Did the family bond grow stronger? “What Noam did for our household is indescribable. He brought so much joy and brought us all closer. In a typical home, the kids and grandkids visit once a week. In my house, they come every other day because they miss him.
"On Shabbat, I cook everything and all the kids and grandkids come over every other week to keep the family united. No one misses it. Even my marriage got stronger. I have an incredible relationship with my husband; we fall in love again every day.
"For years, he traveled overseas constantly for the family business and wasn’t involved in raising the kids. Now he’s finally experiencing fatherhood: taking Noam to the doctor, changing diapers, getting up at night. He’s even more attached to Noam than I am, and he doesn’t miss a single moment.
"Sometimes I regret not having another baby right after, just so Noam would have a sibling to play with. It hurts me that he’s alone. All his siblings are grown up, and while he has nieces and nephews, everyone lives their own lives during the week."
And how does your routine look like? How do you juggle a career, kids and grandchildren? “Day to day, I manage my daughter’s bridal salon and juggle work and home. When I can give more, I do. But when the kids are sick, I delegate to the staff.
In all this, I always make time for myself.
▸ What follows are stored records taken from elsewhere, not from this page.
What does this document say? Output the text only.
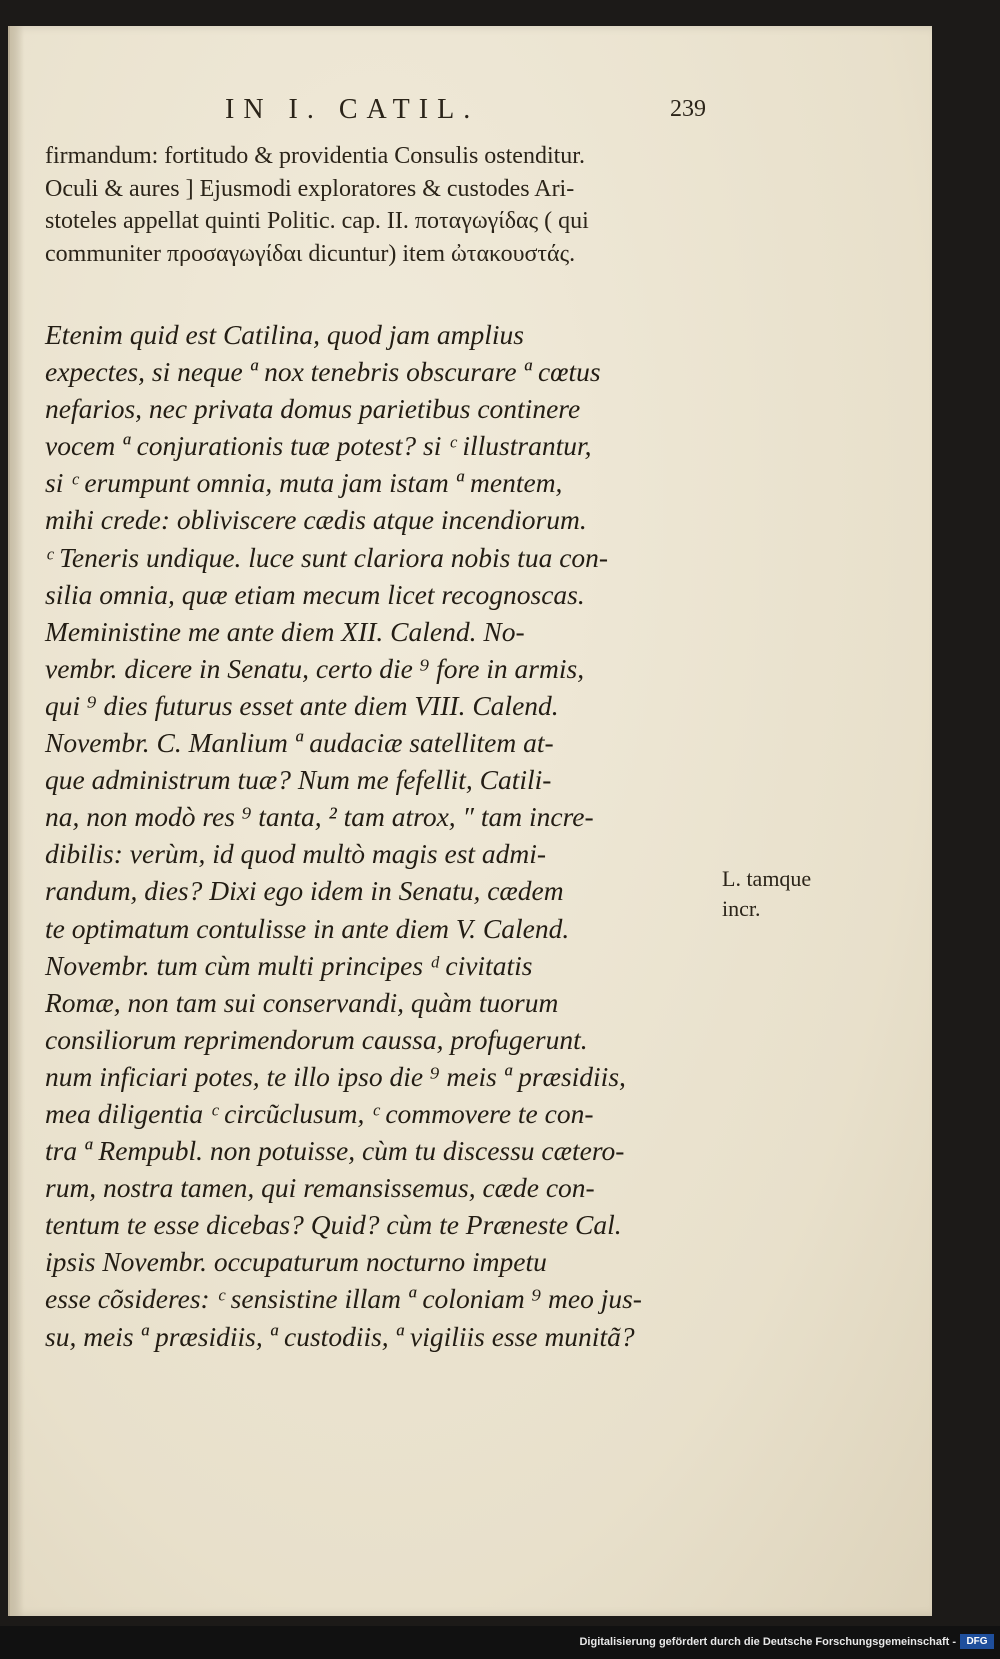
IN I. CATIL.	239
firmandum: fortitudo & providentia Consulis ostenditur.
Oculi & aures ] Ejusmodi exploratores & custodes Ari-
stoteles appellat quinti Politic. cap. II. ποταγωγίδας ( qui
communiter προσαγωγίδαι dicuntur) item ὠτακουστάς.
Etenim quid est Catilina, quod jam amplius
expectes, si neque ª nox tenebris obscurare ª cœtus
nefarios, nec privata domus parietibus continere
vocem ª conjurationis tuæ potest? si ᶜ illustrantur,
si ᶜ erumpunt omnia, muta jam istam ª mentem,
mihi crede: obliviscere cædis atque incendiorum.
ᶜ Teneris undique. luce sunt clariora nobis tua con-
silia omnia, quæ etiam mecum licet recognoscas.
Meministine me ante diem XII. Calend. No-
vembr. dicere in Senatu, certo die ⁹ fore in armis,
qui ⁹ dies futurus esset ante diem VIII. Calend.
Novembr. C. Manlium ª audaciæ satellitem at-
que administrum tuæ? Num me fefellit, Catili-
na, non modò res ⁹ tanta, ² tam atrox, ″ tam incre-
dibilis: verùm, id quod multò magis est admi-
randum, dies? Dixi ego idem in Senatu, cædem
te optimatum contulisse in ante diem V. Calend.
Novembr. tum cùm multi principes ᵈ civitatis
Romæ, non tam sui conservandi, quàm tuorum
consiliorum reprimendorum caussa, profugerunt.
num inficiari potes, te illo ipso die ⁹ meis ª præsidiis,
mea diligentia ᶜ circũclusum, ᶜ commovere te con-
tra ª Rempubl. non potuisse, cùm tu discessu cætero-
rum, nostra tamen, qui remansissemus, cæde con-
tentum te esse dicebas? Quid? cùm te Præneste Cal.
ipsis Novembr. occupaturum nocturno impetu
esse cõsideres: ᶜ sensistine illam ª coloniam ⁹ meo jus-
su, meis ª præsidiis, ª custodiis, ª vigiliis esse munitã?
L. tamque
incr.
Digitalisierung gefördert durch die Deutsche Forschungsgemeinschaft -	DFG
Once a week, I attend women’s empowerment meetups. I don’t give that up. I go out, take breaks, and spend weekends with my husband.
"The secret is that everyone pitches in for each other. My youngest brother helps me raise Noam. He’s married with no kids, and since Noam was born, he and his wife have been my right hand. They come over every evening to bathe him.
"Noam has older siblings, so there’s never a situation where I need a babysitter and no one is available. We all have great communication and genuine friendship. That makes everything easier."